Ils me font la bise, puis je traverse la place et vais m'installer dans le petit café de la gare. Mon train est dans une bonne demi-heure, j'ai donc un peu de temps devant moi. Hier, quand nous étions sur le plateau, j'avais mentionné devoir partir tôt d'Antraigues, pour prendre le bus jusqu'à Aubenas, puis un autre pour rejoindre la gare de Montélimar.
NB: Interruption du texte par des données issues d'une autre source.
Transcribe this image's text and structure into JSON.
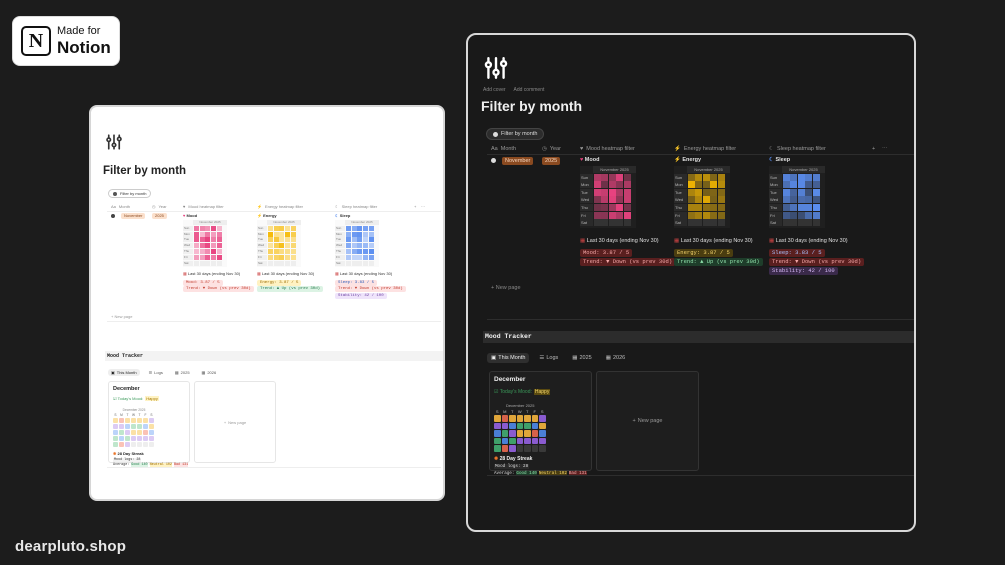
{
  "badge": {
    "small": "Made for",
    "big": "Notion",
    "logo_letter": "N"
  },
  "brand": "dearpluto.shop",
  "page": {
    "title": "Filter by month",
    "add_cover": "Add cover",
    "add_comment": "Add comment",
    "filter_chip": "Filter by month",
    "columns": {
      "name": "Month",
      "year": "Year",
      "mood": "Mood heatmap filter",
      "energy": "Energy heatmap filter",
      "sleep": "Sleep heatmap filter"
    },
    "row": {
      "month": "November",
      "year": "2025"
    },
    "new_page": "New page"
  },
  "heatmap_common": {
    "header": "November 2025",
    "days": [
      "Sun",
      "Mon",
      "Tue",
      "Wed",
      "Thu",
      "Fri",
      "Sat"
    ],
    "last30": "Last 30 days (ending Nov 30)"
  },
  "mood": {
    "label": "Mood",
    "icon": "heart-icon",
    "color": "#e8427f",
    "stat1": "Mood: 3.87 / 5",
    "stat2": "Trend: ▼ Down (vs prev 30d)"
  },
  "energy": {
    "label": "Energy",
    "icon": "lightning-icon",
    "color": "#f5b800",
    "stat1": "Energy: 3.87 / 5",
    "stat2": "Trend: ▲ Up (vs prev 30d)"
  },
  "sleep": {
    "label": "Sleep",
    "icon": "moon-icon",
    "color": "#5b8ef0",
    "stat1": "Sleep: 3.83 / 5",
    "stat2": "Trend: ▼ Down (vs prev 30d)",
    "stat3": "Stability: 42 / 100"
  },
  "tracker": {
    "title": "Mood Tracker",
    "tabs": [
      "This Month",
      "Logs",
      "2025",
      "2026"
    ],
    "card_title": "December",
    "todays_mood_label": "Today's Mood:",
    "todays_mood_value": "Happy",
    "cal_header": "December 2025",
    "weekdays": [
      "S",
      "M",
      "T",
      "W",
      "T",
      "F",
      "S"
    ],
    "streak": "28 Day Streak",
    "mood_logs": "Mood logs: 28",
    "average_label": "Average:",
    "good": "Good 140",
    "neutral": "Neutral 102",
    "bad": "Bad 131",
    "new_page": "New page"
  }
}
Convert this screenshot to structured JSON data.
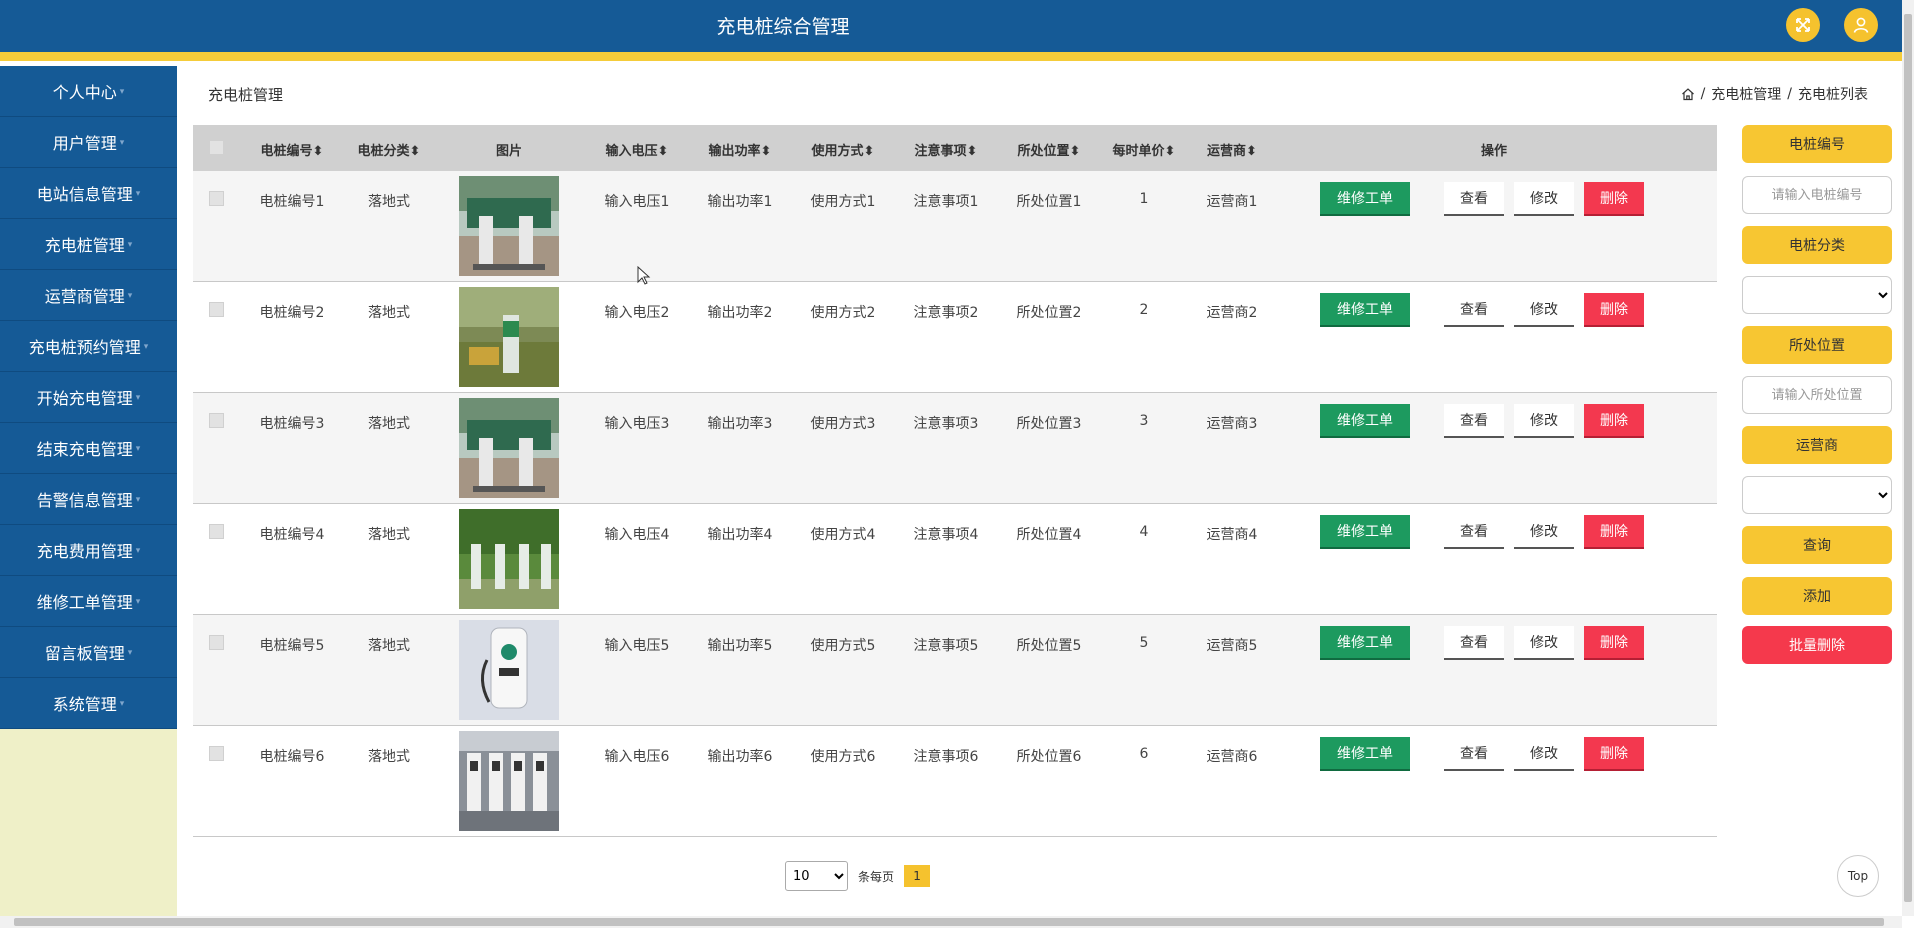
{
  "header": {
    "title": "充电桩综合管理",
    "fullscreen_icon": "expand-icon",
    "user_icon": "user-icon"
  },
  "colors": {
    "primary": "#155a96",
    "accent": "#f5cc3a",
    "repair": "#1d9a5f",
    "danger": "#f3384f",
    "sidebar_bg": "#eff0c8"
  },
  "sidebar": {
    "items": [
      {
        "label": "个人中心"
      },
      {
        "label": "用户管理"
      },
      {
        "label": "电站信息管理"
      },
      {
        "label": "充电桩管理"
      },
      {
        "label": "运营商管理"
      },
      {
        "label": "充电桩预约管理"
      },
      {
        "label": "开始充电管理"
      },
      {
        "label": "结束充电管理"
      },
      {
        "label": "告警信息管理"
      },
      {
        "label": "充电费用管理"
      },
      {
        "label": "维修工单管理"
      },
      {
        "label": "留言板管理"
      },
      {
        "label": "系统管理"
      }
    ]
  },
  "main": {
    "page_title": "充电桩管理",
    "breadcrumb": [
      "充电桩管理",
      "充电桩列表"
    ],
    "breadcrumb_sep": "/"
  },
  "table": {
    "headers": {
      "code": "电桩编号",
      "category": "电桩分类",
      "image": "图片",
      "voltage": "输入电压",
      "power": "输出功率",
      "usage": "使用方式",
      "notes": "注意事项",
      "location": "所处位置",
      "price": "每时单价",
      "operator": "运营商",
      "actions": "操作"
    },
    "sort_glyph": "⬍",
    "rows": [
      {
        "code": "电桩编号1",
        "category": "落地式",
        "voltage": "输入电压1",
        "power": "输出功率1",
        "usage": "使用方式1",
        "notes": "注意事项1",
        "location": "所处位置1",
        "price": "1",
        "operator": "运营商1"
      },
      {
        "code": "电桩编号2",
        "category": "落地式",
        "voltage": "输入电压2",
        "power": "输出功率2",
        "usage": "使用方式2",
        "notes": "注意事项2",
        "location": "所处位置2",
        "price": "2",
        "operator": "运营商2"
      },
      {
        "code": "电桩编号3",
        "category": "落地式",
        "voltage": "输入电压3",
        "power": "输出功率3",
        "usage": "使用方式3",
        "notes": "注意事项3",
        "location": "所处位置3",
        "price": "3",
        "operator": "运营商3"
      },
      {
        "code": "电桩编号4",
        "category": "落地式",
        "voltage": "输入电压4",
        "power": "输出功率4",
        "usage": "使用方式4",
        "notes": "注意事项4",
        "location": "所处位置4",
        "price": "4",
        "operator": "运营商4"
      },
      {
        "code": "电桩编号5",
        "category": "落地式",
        "voltage": "输入电压5",
        "power": "输出功率5",
        "usage": "使用方式5",
        "notes": "注意事项5",
        "location": "所处位置5",
        "price": "5",
        "operator": "运营商5"
      },
      {
        "code": "电桩编号6",
        "category": "落地式",
        "voltage": "输入电压6",
        "power": "输出功率6",
        "usage": "使用方式6",
        "notes": "注意事项6",
        "location": "所处位置6",
        "price": "6",
        "operator": "运营商6"
      }
    ],
    "actions": {
      "repair": "维修工单",
      "view": "查看",
      "edit": "修改",
      "delete": "删除"
    }
  },
  "pagination": {
    "page_size": "10",
    "per_page_label": "条每页",
    "current_page": "1"
  },
  "filters": {
    "code_label": "电桩编号",
    "code_placeholder": "请输入电桩编号",
    "category_label": "电桩分类",
    "category_value": "",
    "location_label": "所处位置",
    "location_placeholder": "请输入所处位置",
    "operator_label": "运营商",
    "operator_value": "",
    "search_button": "查询",
    "add_button": "添加",
    "batch_delete_button": "批量删除"
  },
  "top_button": "Top"
}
C'est là qu'ils s'étaient proposés pour me conduire, laissant les "jeunes" passer la journée de leur côté. Alexis ne pouvait pas m'accompagner puisqu'il travaille. Et je n'avais pas eu envie de repartir hier, en fin d'après-midi. Cela aurait trop coupé le week-end.

C'était un bon choix, car non seulement j'ai pu passer trois jours complets ici, faire vraiment connaissance avec la famille d'Alexis, mais nous avons aussi eu une très belle journée hier sur le plateau. La source de la Loire a encore fait des miracles, tout le monde a trouvé les paysages reposants et apaisants, dans un autre registre que ceux des alentours d'Antraigues.

**

Mon voyage retour se déroule sans souci. Serge m'attend à l'arrivée et me ramène directement à l'appartement. Je range les quelques menues provisions que j'ai ramenées (dont deux pots de myrtilles, de quoi tenir jusqu'au début août). Dans trois petites semaines, je serai de retour. Cela va passer vite. Et j'ai beaucoup de choses à faire, comme toujours à cette période de l'année, avant la coupure estivale. Sans oublier que Laurent est en vacances et que j'assume seule la direction pour trois semaines. Il me relayera en août.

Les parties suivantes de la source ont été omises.